Hoje me recordo com muita saudade do tempo que passou, especialmente quando nos finais de semana no início do ano de 1960 aprontava minha traia, colocava numa sacola de couro todos os apetrechos de pesca, como caixa de anzóis, comida e um cobertor feito de retalhos que minha mãe com muito carinho fez para mim (e que servia de colchão e cobertor). Muitas vezes ainda levada rede, tarrafa, espingarda e até bateria, tudo nas costas. Era na época um sacrifício, mas um sacrifício que valia a pena.
Chegando na beira do rio, somente a copa das árvores era nosso rancho, não tinha carro, mas havia um grande amigo, de quem até hoje sinto a sua falta (infelizmente seu prazo terminou, eu acho que foi cedo, mas o Criador sabe a data certa para chamar cada um de nós, quem somos para julgar?). Seu nome era Silas Vicente de Toledo Piza, grande pescador, de quem guardo grandes recordações e muitas lembranças das pescarias no Rio Batalha.
Todo final de semana quando não tinha plantão nos cinemas ou clubes - na época eu era comissário de menores, bem como meu amigo -, sempre nas sextas-feiras no final da tarde, eu deixava namorada (hoje minha mulher) e o amigo também deixava sua mulher e filhos e seguíamos de ônibus da Reunidas.
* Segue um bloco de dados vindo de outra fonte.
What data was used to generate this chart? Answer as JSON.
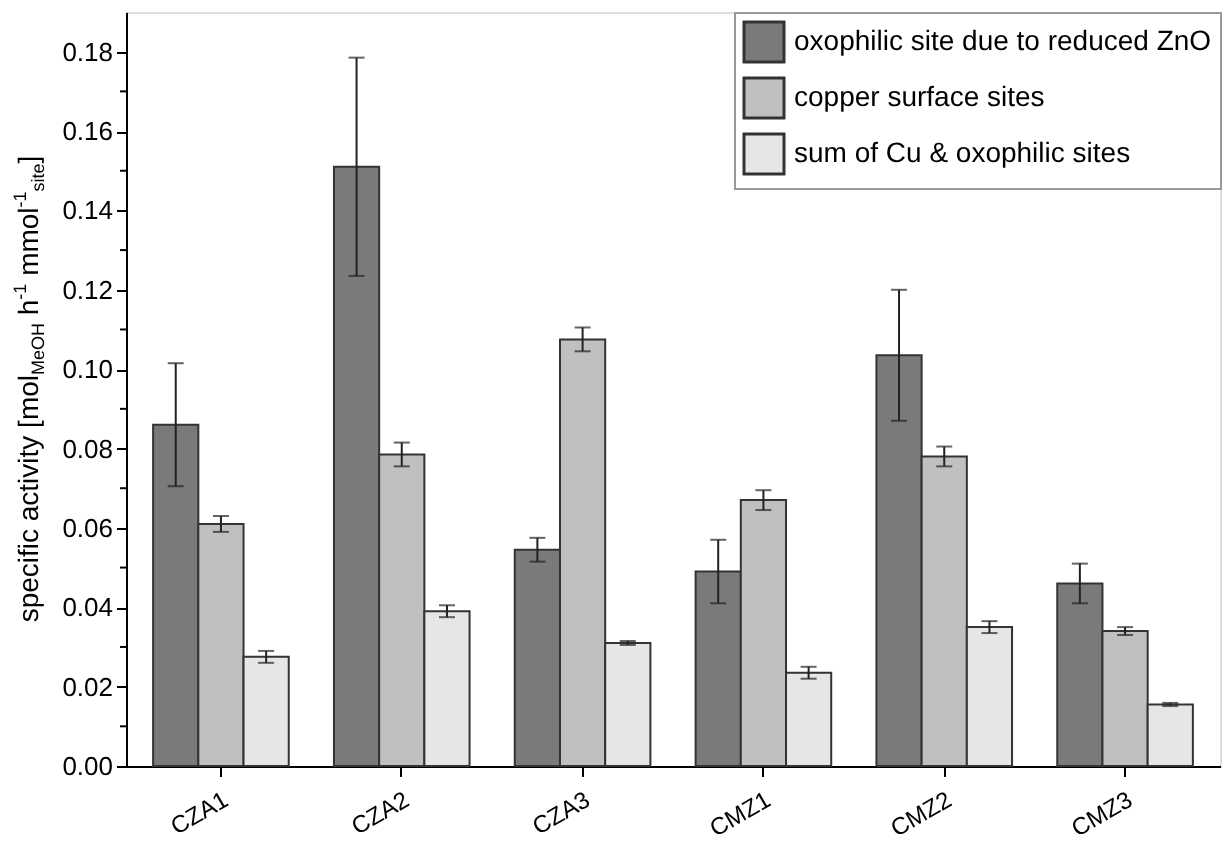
{
  "chart_data": {
    "type": "bar",
    "ylabel": "specific activity [mol$_{MeOH}$ h$^{-1}$ mmol$^{-1}$$_{site}$]",
    "categories": [
      "CZA1",
      "CZA2",
      "CZA3",
      "CMZ1",
      "CMZ2",
      "CMZ3"
    ],
    "series": [
      {
        "name": "oxophilic site due to reduced ZnO",
        "color": "#7a7a7a",
        "values": [
          0.086,
          0.151,
          0.0545,
          0.049,
          0.1035,
          0.046
        ],
        "errors": [
          0.0155,
          0.0275,
          0.003,
          0.008,
          0.0165,
          0.005
        ]
      },
      {
        "name": "copper surface sites",
        "color": "#c0c0c0",
        "values": [
          0.061,
          0.0785,
          0.1075,
          0.067,
          0.078,
          0.034
        ],
        "errors": [
          0.002,
          0.003,
          0.003,
          0.0025,
          0.0025,
          0.001
        ]
      },
      {
        "name": "sum of Cu & oxophilic sites",
        "color": "#e6e6e6",
        "values": [
          0.0275,
          0.039,
          0.031,
          0.0235,
          0.035,
          0.0155
        ],
        "errors": [
          0.0015,
          0.0015,
          0.0005,
          0.0015,
          0.0015,
          0.0004
        ]
      }
    ],
    "ylim": [
      0,
      0.19
    ],
    "yticks": [
      {
        "value": 0,
        "label": "0.00"
      },
      {
        "value": 0.01,
        "label": null
      },
      {
        "value": 0.02,
        "label": "0.02"
      },
      {
        "value": 0.03,
        "label": null
      },
      {
        "value": 0.04,
        "label": "0.04"
      },
      {
        "value": 0.05,
        "label": null
      },
      {
        "value": 0.06,
        "label": "0.06"
      },
      {
        "value": 0.07,
        "label": null
      },
      {
        "value": 0.08,
        "label": "0.08"
      },
      {
        "value": 0.09,
        "label": null
      },
      {
        "value": 0.1,
        "label": "0.10"
      },
      {
        "value": 0.11,
        "label": null
      },
      {
        "value": 0.12,
        "label": "0.12"
      },
      {
        "value": 0.13,
        "label": null
      },
      {
        "value": 0.14,
        "label": "0.14"
      },
      {
        "value": 0.15,
        "label": null
      },
      {
        "value": 0.16,
        "label": "0.16"
      },
      {
        "value": 0.17,
        "label": null
      },
      {
        "value": 0.18,
        "label": "0.18"
      }
    ],
    "grid": false,
    "legend": "top right"
  }
}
Descíamos nas proximidades da entrada de Avaí e, daí, a pé com toda a trouxa nas costas, andávamos por uns dois quilômetros até a beira do rio onde, já escuro, acendíamos uma fogueira e armávamos as redes de pesca.
Em seguida o Silas preparava o jantar e logo íamos dormir ali mesmo, debaixo das árvores. Quantas vezes acordamos com chuva? Mas tudo era festa, como diz o ditado, “era feliz e não sabia”. Aí no meio da mata, na beira do rio, ouvindo aqueles pássaros noturnos, o barulho do peixe pulando e outros sons que até hoje não consigo identificar. Mas como era saudável, não tinha violência, pernoitava sem nenhuma preocupação, somente esperava o amanhecer para correr as redes.
O pescador sempre tem uma história para contar. Dentre muitas que aconteceram, uma não esqueço jamais: numa manhã, ao recolher as redes, tive que entrar no rio, pois havia chovido muito à noite e o rio estava cheio. Com muita correnteza, não tive outra alternativa senão me amarrar numa corda e os colegas segurando até chegar ao final da rede, que estava pesada e puxando muito. Quando comecei a recolher, tive a grata surpresa de no final da rede estar enroscada uma sucuri de mais ou menos uns 5 metros.
Foi um grande susto, entretanto, após a ajuda dos colegas Zé do Presídio e Capelari, recolhemos a rede e soltamos a cobra, que pena que na hora não havia sequer uma máquina para fotografar o bicho. Aos amigos pescadores de hoje, eu digo, é muito diferente daquele tempo, hoje temos o veículo, o luxo e a facilidade, mas aproveitem bem esse tempo que passam na beira do rio, pois é um tempo que não volta mais e verão, no futuro, quando já idosos, que a lembrança e a saudade do tempo de pescaria com os amigos passados na beira do rio não foram em vão.
Não esqueçam jamais dos amigos pescadores, pois eles também não o esquecerão, como eu até hoje não esqueço do amigo Silas Vicente de Toledo Piza, a quem homenageio com esta história. Esteja onde estiver, tenho a certeza que ficará muito feliz com esta lembrança.
José Onofre Roda é pescador e contador de histórias.